J.M. belched into his hands, then sneered wickedly at the Humes.

"My ass that's beautiful. Sixty years of bitching, carping and torment? And from the same mouth no less? Fella, I ain't got that kind of endurance. First put-down I'd be out the fucking door, I don't care if gold bullion's pouring out of that gash. No goddamn way on that set of conditions. No way. I just want the pay-off, come as it may: Lying face-down in the dirt somewhere in Mexico in a pool of my own tequila-ranked vomit? Pinned under the sweaty bazooms of some red-headed coochie from Indiana? Even ripped to shreds by angry dogs--I'm going out with a smile on my face, pally. Happiness is leaving the world a grinning corpse. Lets everyone know you went out with a bang." Another less stifled burp that turned heads. "And on that note, I think I'll make my exodus from chez watering hole. Have a good one, sweethearts. Enjoy your Zimas."
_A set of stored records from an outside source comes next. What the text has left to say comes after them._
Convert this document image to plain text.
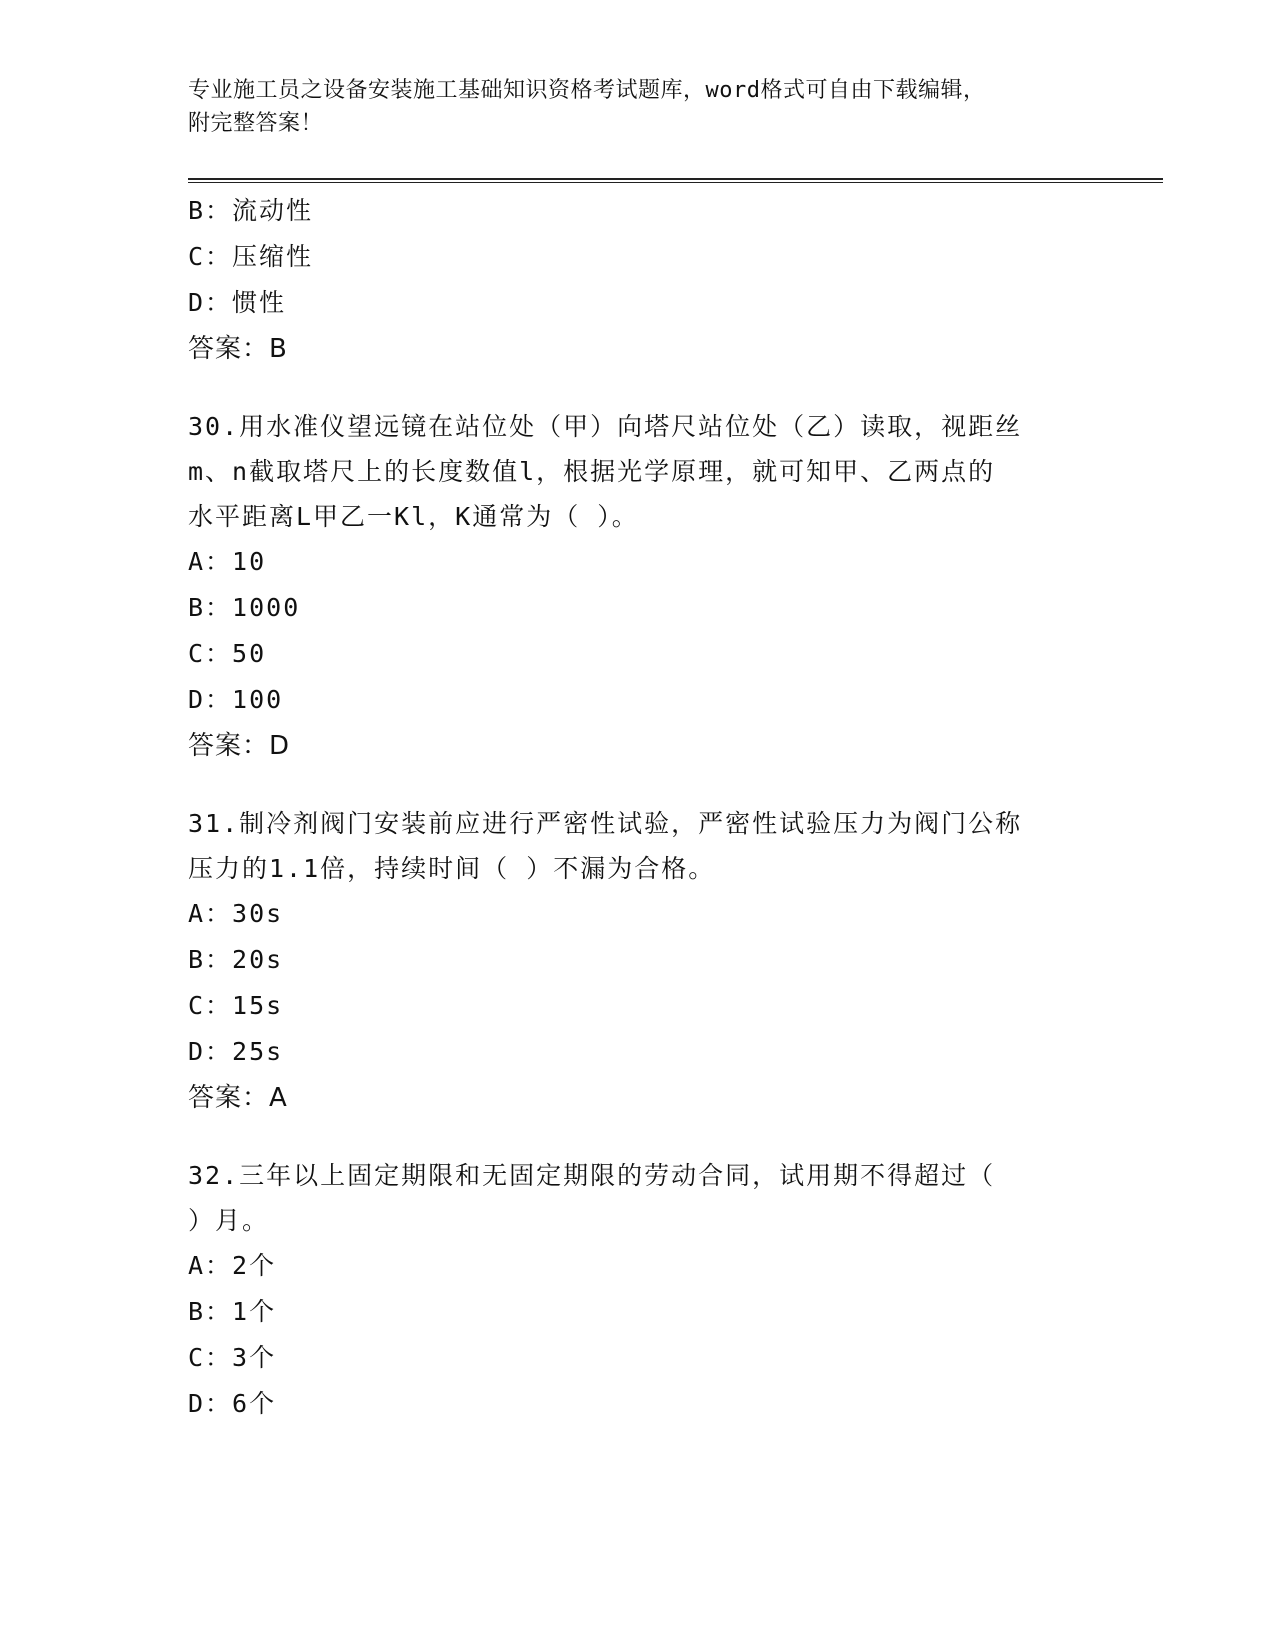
专业施工员之设备安装施工基础知识资格考试题库，word格式可自由下载编辑，
附完整答案！
B：流动性
C：压缩性
D：惯性
答案：B
30.用水准仪望远镜在站位处（甲）向塔尺站位处（乙）读取，视距丝
m、n截取塔尺上的长度数值l，根据光学原理，就可知甲、乙两点的
水平距离L甲乙一Kl，K通常为（ ）。
A：10
B：1000
C：50
D：100
答案：D
31.制冷剂阀门安装前应进行严密性试验，严密性试验压力为阀门公称
压力的1.1倍，持续时间（ ）不漏为合格。
A：30s
B：20s
C：15s
D：25s
答案：A
32.三年以上固定期限和无固定期限的劳动合同，试用期不得超过（
）月。
A：2个
B：1个
C：3个
D：6个
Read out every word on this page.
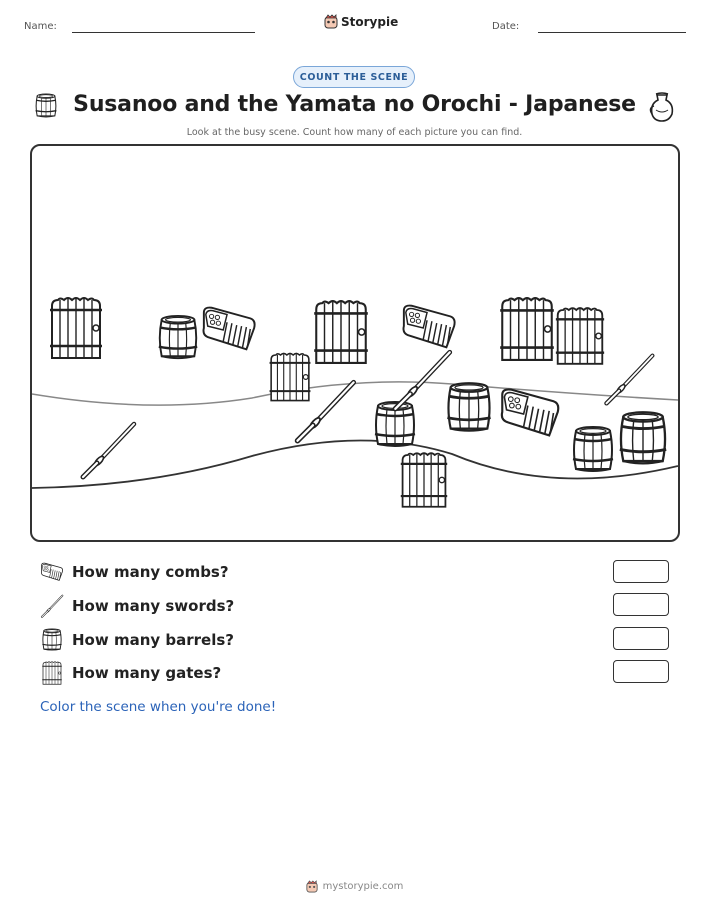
Name:	Storypie	Date:
COUNT THE SCENE
Susanoo and the Yamata no Orochi - Japanese
Look at the busy scene. Count how many of each picture you can find.
How many combs?
How many swords?
How many barrels?
How many gates?
Color the scene when you're done!
mystorypie.com
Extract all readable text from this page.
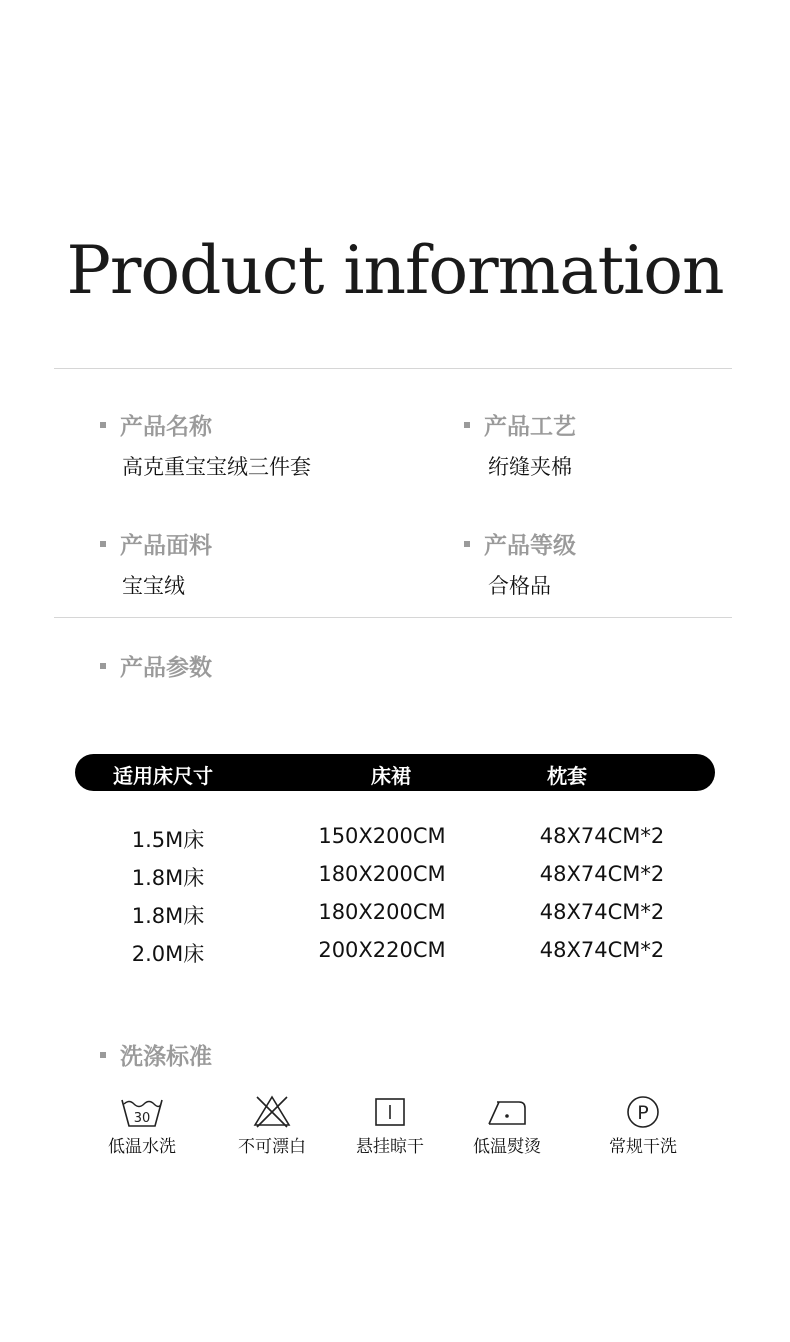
Product information
产品名称
高克重宝宝绒三件套
产品工艺
绗缝夹棉
产品面料
宝宝绒
产品等级
合格品
产品参数
适用床尺寸	床裙	枕套
1.5M床	150X200CM	48X74CM*2
1.8M床	180X200CM	48X74CM*2
1.8M床	180X200CM	48X74CM*2
2.0M床	200X220CM	48X74CM*2
洗涤标准
30
低温水洗	不可漂白	悬挂晾干	低温熨烫
P
常规干洗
J. Morris Black rolled a balled twenty on the counter, leaving the bewildered, gaping Humes to revel in his wake. He made a point to catch Mr. Clean's mug on his way out and blew him a kiss.

Outside he was greeted by a cool breeze and the soothing caress of moonlight, no better or worse in the mood department than when he had first gone in, only now he was smiling. Three blocks east was Patty's Pub, ultimate refuge to flotsam, candor and wooden furniture. It would be dark, quiet, and still two hours short of last call.